日本新聞協会の編集権声明

1948(昭和23)年3月16日

 新聞の自由は憲法により保障された権利であり、法律により禁じられている場合を除き一切の問題に関し公正な評論、事実に即する報道を行う自由である。

 この自由はあらゆる自由権の基礎であり民主社会の維持発展に欠くことが出来ぬものである。またこの自由が確保されて初めて責任ある新聞が出来るものであるから、これを確立維持することは新聞人に課せられた重大な責任である。編集権はこうした責任を遂行する必要上何人によっても認められるべき特殊な権能である。

1 編集権の内容

 編集権とは新聞の編集方針を決定施行し報道の真実、評論の公正並びに公表方法の適正を維持するなど新聞編集に必要な一切の管理を行う権能である。編集方針とは基本的な編集綱領の外に随時発生するニュースの取扱いに関する個別的具体的方針を含む。
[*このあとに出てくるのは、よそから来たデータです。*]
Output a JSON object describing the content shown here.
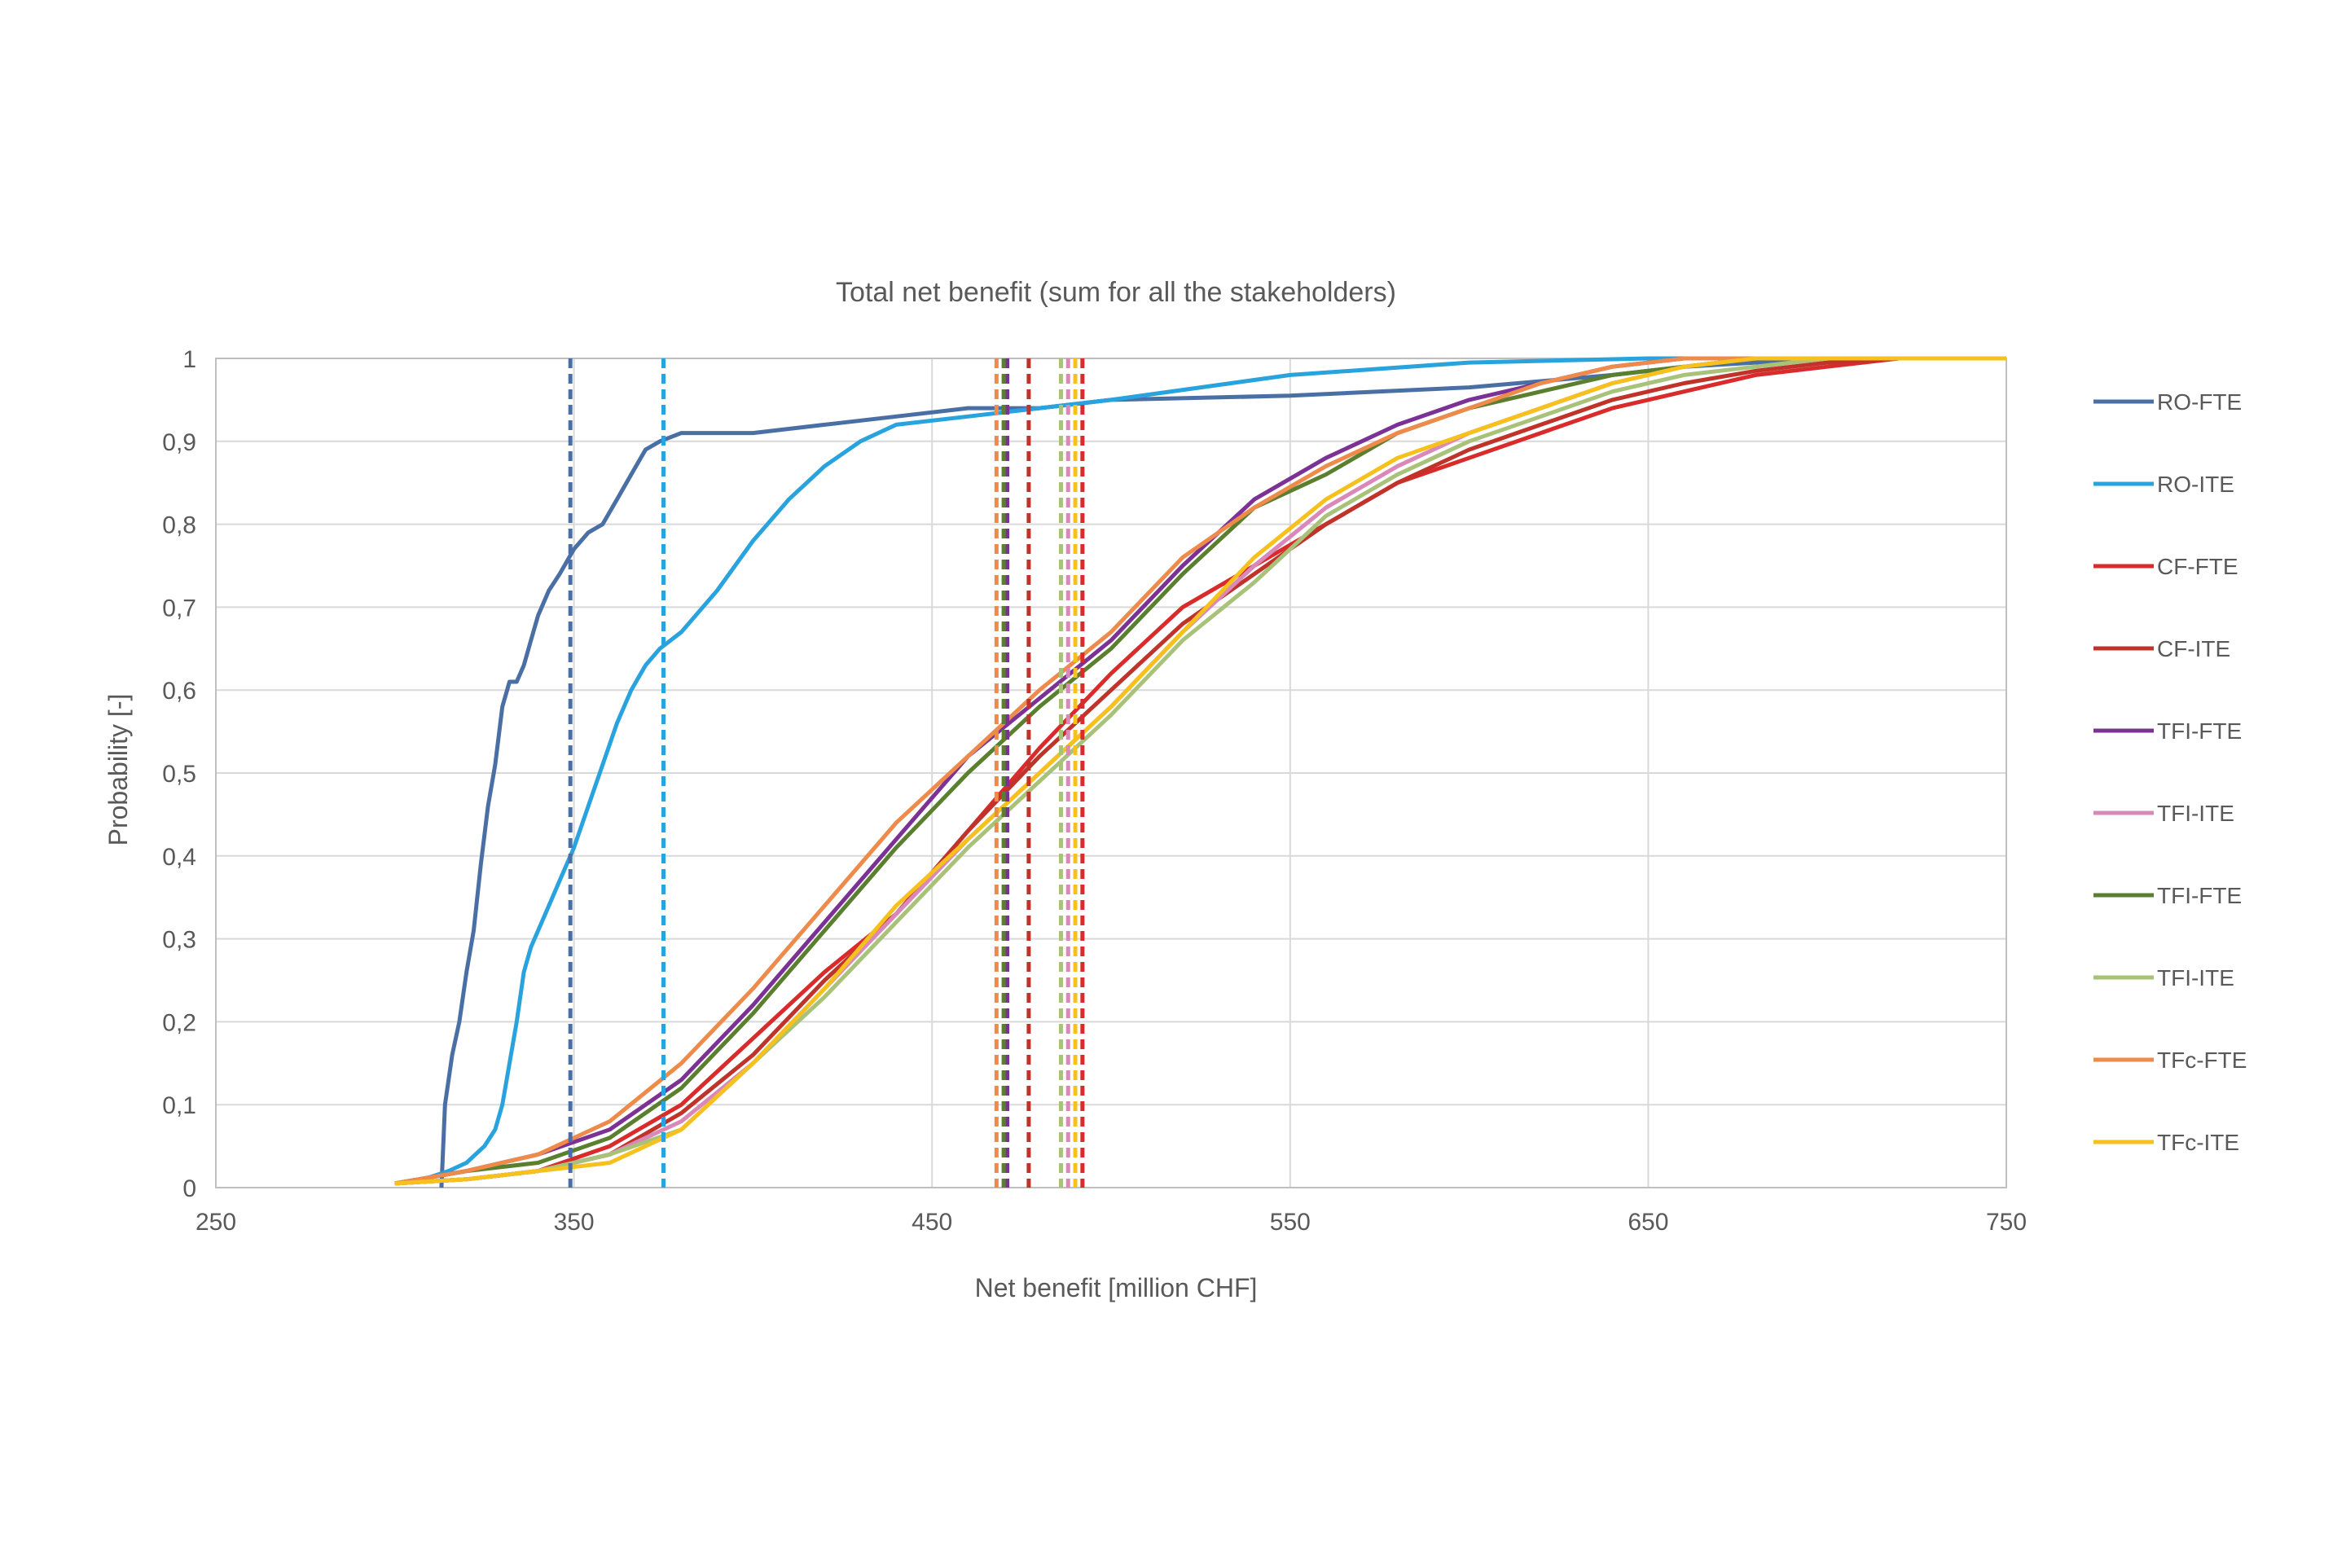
{
  "chart_data": {
    "type": "line",
    "title": "Total net benefit (sum for all the stakeholders)",
    "xlabel": "Net benefit [million CHF]",
    "ylabel": "Probability [-]",
    "xlim": [
      250,
      750
    ],
    "ylim": [
      0,
      1
    ],
    "x_ticks": [
      "250",
      "350",
      "450",
      "550",
      "650",
      "750"
    ],
    "y_ticks": [
      "0",
      "0,1",
      "0,2",
      "0,3",
      "0,4",
      "0,5",
      "0,6",
      "0,7",
      "0,8",
      "0,9",
      "1"
    ],
    "grid": true,
    "legend_position": "right",
    "series": [
      {
        "name": "RO-FTE",
        "color": "#4a6fa5",
        "mean": 349,
        "x": [
          313,
          314,
          316,
          318,
          320,
          322,
          324,
          326,
          328,
          330,
          332,
          334,
          336,
          338,
          340,
          343,
          346,
          350,
          354,
          358,
          362,
          366,
          370,
          374,
          380,
          400,
          420,
          440,
          460,
          480,
          500,
          550,
          600,
          640,
          660,
          680,
          700,
          750
        ],
        "y": [
          0.0,
          0.1,
          0.16,
          0.2,
          0.26,
          0.31,
          0.39,
          0.46,
          0.51,
          0.58,
          0.61,
          0.61,
          0.63,
          0.66,
          0.69,
          0.72,
          0.74,
          0.77,
          0.79,
          0.8,
          0.83,
          0.86,
          0.89,
          0.9,
          0.91,
          0.91,
          0.92,
          0.93,
          0.94,
          0.94,
          0.95,
          0.955,
          0.965,
          0.98,
          0.99,
          0.995,
          1.0,
          1.0
        ]
      },
      {
        "name": "RO-ITE",
        "color": "#29a3dd",
        "mean": 375,
        "x": [
          308,
          315,
          320,
          325,
          328,
          330,
          332,
          334,
          336,
          338,
          342,
          346,
          350,
          354,
          358,
          362,
          366,
          370,
          374,
          380,
          390,
          400,
          410,
          420,
          430,
          440,
          460,
          480,
          500,
          550,
          600,
          650,
          680,
          750
        ],
        "y": [
          0.01,
          0.02,
          0.03,
          0.05,
          0.07,
          0.1,
          0.15,
          0.2,
          0.26,
          0.29,
          0.33,
          0.37,
          0.41,
          0.46,
          0.51,
          0.56,
          0.6,
          0.63,
          0.65,
          0.67,
          0.72,
          0.78,
          0.83,
          0.87,
          0.9,
          0.92,
          0.93,
          0.94,
          0.95,
          0.98,
          0.995,
          1.0,
          1.0,
          1.0
        ]
      },
      {
        "name": "CF-FTE",
        "color": "#d92b2b",
        "mean": 492,
        "x": [
          300,
          320,
          340,
          360,
          380,
          400,
          420,
          440,
          460,
          480,
          500,
          520,
          540,
          560,
          580,
          600,
          620,
          640,
          660,
          680,
          700,
          720,
          750
        ],
        "y": [
          0.005,
          0.01,
          0.02,
          0.05,
          0.1,
          0.18,
          0.26,
          0.33,
          0.43,
          0.53,
          0.62,
          0.7,
          0.75,
          0.8,
          0.85,
          0.88,
          0.91,
          0.94,
          0.96,
          0.98,
          0.99,
          1.0,
          1.0
        ]
      },
      {
        "name": "CF-ITE",
        "color": "#c0332b",
        "mean": 477,
        "x": [
          300,
          320,
          340,
          360,
          380,
          400,
          420,
          440,
          460,
          480,
          500,
          520,
          540,
          560,
          580,
          600,
          620,
          640,
          660,
          680,
          700,
          720,
          750
        ],
        "y": [
          0.005,
          0.01,
          0.02,
          0.04,
          0.09,
          0.16,
          0.25,
          0.33,
          0.43,
          0.52,
          0.6,
          0.68,
          0.74,
          0.8,
          0.85,
          0.89,
          0.92,
          0.95,
          0.97,
          0.985,
          0.995,
          1.0,
          1.0
        ]
      },
      {
        "name": "TFI-FTE",
        "color": "#7b3294",
        "mean": 471,
        "x": [
          300,
          320,
          340,
          360,
          380,
          400,
          420,
          440,
          460,
          480,
          500,
          520,
          540,
          560,
          580,
          600,
          620,
          640,
          660,
          680,
          700,
          750
        ],
        "y": [
          0.005,
          0.02,
          0.04,
          0.07,
          0.13,
          0.22,
          0.32,
          0.42,
          0.52,
          0.59,
          0.66,
          0.75,
          0.83,
          0.88,
          0.92,
          0.95,
          0.97,
          0.99,
          1.0,
          1.0,
          1.0,
          1.0
        ]
      },
      {
        "name": "TFI-ITE",
        "color": "#d988b9",
        "mean": 488,
        "x": [
          300,
          320,
          340,
          360,
          380,
          400,
          420,
          440,
          460,
          480,
          500,
          520,
          540,
          560,
          580,
          600,
          620,
          640,
          660,
          680,
          700,
          750
        ],
        "y": [
          0.005,
          0.01,
          0.02,
          0.04,
          0.08,
          0.15,
          0.24,
          0.33,
          0.42,
          0.5,
          0.58,
          0.67,
          0.75,
          0.82,
          0.87,
          0.91,
          0.94,
          0.97,
          0.99,
          1.0,
          1.0,
          1.0
        ]
      },
      {
        "name": "TFI-FTE",
        "color": "#5a7f2e",
        "mean": 470,
        "x": [
          300,
          320,
          340,
          360,
          380,
          400,
          420,
          440,
          460,
          480,
          500,
          520,
          540,
          560,
          580,
          600,
          620,
          640,
          660,
          680,
          700,
          750
        ],
        "y": [
          0.005,
          0.02,
          0.03,
          0.06,
          0.12,
          0.21,
          0.31,
          0.41,
          0.5,
          0.58,
          0.65,
          0.74,
          0.82,
          0.86,
          0.91,
          0.94,
          0.96,
          0.98,
          0.99,
          1.0,
          1.0,
          1.0
        ]
      },
      {
        "name": "TFI-ITE",
        "color": "#a9c27a",
        "mean": 486,
        "x": [
          300,
          320,
          340,
          360,
          380,
          400,
          420,
          440,
          460,
          480,
          500,
          520,
          540,
          560,
          580,
          600,
          620,
          640,
          660,
          680,
          700,
          750
        ],
        "y": [
          0.005,
          0.01,
          0.02,
          0.04,
          0.07,
          0.15,
          0.23,
          0.32,
          0.41,
          0.49,
          0.57,
          0.66,
          0.73,
          0.81,
          0.86,
          0.9,
          0.93,
          0.96,
          0.98,
          0.99,
          1.0,
          1.0
        ]
      },
      {
        "name": "TFc-FTE",
        "color": "#ee8a4a",
        "mean": 468,
        "x": [
          300,
          320,
          340,
          360,
          380,
          400,
          420,
          440,
          460,
          480,
          500,
          520,
          540,
          560,
          580,
          600,
          620,
          640,
          660,
          680,
          700,
          750
        ],
        "y": [
          0.005,
          0.02,
          0.04,
          0.08,
          0.15,
          0.24,
          0.34,
          0.44,
          0.52,
          0.6,
          0.67,
          0.76,
          0.82,
          0.87,
          0.91,
          0.94,
          0.97,
          0.99,
          1.0,
          1.0,
          1.0,
          1.0
        ]
      },
      {
        "name": "TFc-ITE",
        "color": "#f6c11d",
        "mean": 490,
        "x": [
          300,
          320,
          340,
          360,
          380,
          400,
          420,
          440,
          460,
          480,
          500,
          520,
          540,
          560,
          580,
          600,
          620,
          640,
          660,
          680,
          700,
          750
        ],
        "y": [
          0.005,
          0.01,
          0.02,
          0.03,
          0.07,
          0.15,
          0.24,
          0.34,
          0.42,
          0.5,
          0.58,
          0.67,
          0.76,
          0.83,
          0.88,
          0.91,
          0.94,
          0.97,
          0.99,
          1.0,
          1.0,
          1.0
        ]
      }
    ]
  }
}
報道の真実、評論の公正、公表方法の適正の基準は日本新聞協会の定めた新聞倫理綱領による。

2 編集権の行使者

 編集内容に対する最終的責任は経営、編集管理者に帰せられるものであるから、編集権を行使するものは経営管理者およびその委託を受けた編集管理者に限られる。新聞企業が法人組織の場合には取締役会、理事会などが経営管理者として編集権行使の主体となる。

3 編集権の確保

 新聞の経営、編集管理者は常時編集権確保に必要な手段を講ずると共に個人たると、団体たると、外部たると、内部たるとを問わずあらゆるものに対し編集権を守る義務がある。外部からの侵害に対してはあくまでこれを拒否する。また内部においても故意に報道、評論の真実公正および公表方法の適正を害しあるいは定められた編集方針に従わぬものは何人といえども編集権を侵害したものとしてこれを排除する。編集内容を理由として印刷、配布を妨害する行為は編集権の侵害である。